Lou Andreas-Salomé wanted love—the love of man and the love of God—and she took what she wanted. Throughout her whole being and throughout her whole life she was filled with an awareness of God. This RussoGerman woman writer, famous on the Continent but scarcely known in England, divided her autobiography [Lebensrückblick: Grundrißeioiger Lebenser innerungen, 1951] into separate parts, not in chronological order but according to her experiences; one of the last sections, about Sigmund Freud, is an account of her close friendship with him. She was his disciple, and her intuitive understanding of men and women was further enlarged by his discoveries concerning the psyche, but although she learned much from him, she never learned to explain away religious faith as an illusion. The title of the first and most important chapter in the story of her life is Experience of God.

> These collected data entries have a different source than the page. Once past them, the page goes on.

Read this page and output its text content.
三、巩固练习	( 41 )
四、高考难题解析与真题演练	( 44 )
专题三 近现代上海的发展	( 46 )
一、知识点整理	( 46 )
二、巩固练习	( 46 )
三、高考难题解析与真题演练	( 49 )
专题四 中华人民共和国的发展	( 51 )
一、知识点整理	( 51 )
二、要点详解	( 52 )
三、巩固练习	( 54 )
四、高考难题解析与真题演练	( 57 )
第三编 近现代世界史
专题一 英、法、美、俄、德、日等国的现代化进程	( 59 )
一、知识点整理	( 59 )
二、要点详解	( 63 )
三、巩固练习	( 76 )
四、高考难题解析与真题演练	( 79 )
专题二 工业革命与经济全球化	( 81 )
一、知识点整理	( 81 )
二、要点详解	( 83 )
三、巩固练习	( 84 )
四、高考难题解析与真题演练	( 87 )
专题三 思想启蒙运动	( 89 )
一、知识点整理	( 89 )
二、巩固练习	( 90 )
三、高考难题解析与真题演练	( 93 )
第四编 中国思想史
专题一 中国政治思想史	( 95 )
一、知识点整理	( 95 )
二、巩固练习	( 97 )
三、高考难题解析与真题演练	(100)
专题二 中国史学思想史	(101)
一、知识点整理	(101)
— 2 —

She recalls that as a very small and naughty child, if she was occasionally whipped by her adoring parents, she complained of this treatment to God who invariably agreed heartily with her resentment; indeed it made him so angry that, for the sake of the father and mother whom she dearly loved, she then persuaded him to ignore the whole affair. In a postscript to this book the editor, Ernst Pfeiffer relates that as an old woman shortly before her death in 1937 she said: "No matter what happens to me, I never lose the certainty that in the background there are arms open to receive me."

Her mysticism was bound up with a strongly erotic temperament and a passionate zest for life. She would not accept any form of orthodoxy and already in adolescence gave up the Protestant creed in which she had been brought up. "He who loves God does not need a Church," was a Russian saying which she quoted with approval. She felt that this explained a peculiarity of Russianized Christianity, which gave devotion less to the clerical hierarchy than to individual pilgrims, "in whose footsteps anyone could walk, so that this reverence included something of which each man in secret felt himself capable. Conversely, it could happen to any man to find himself in the position of one condemned—a criminal." This attitude accounted for a lack of discrimination in values, a kind of fatalism, since all things for good or evil lay ultimately in the hands of God.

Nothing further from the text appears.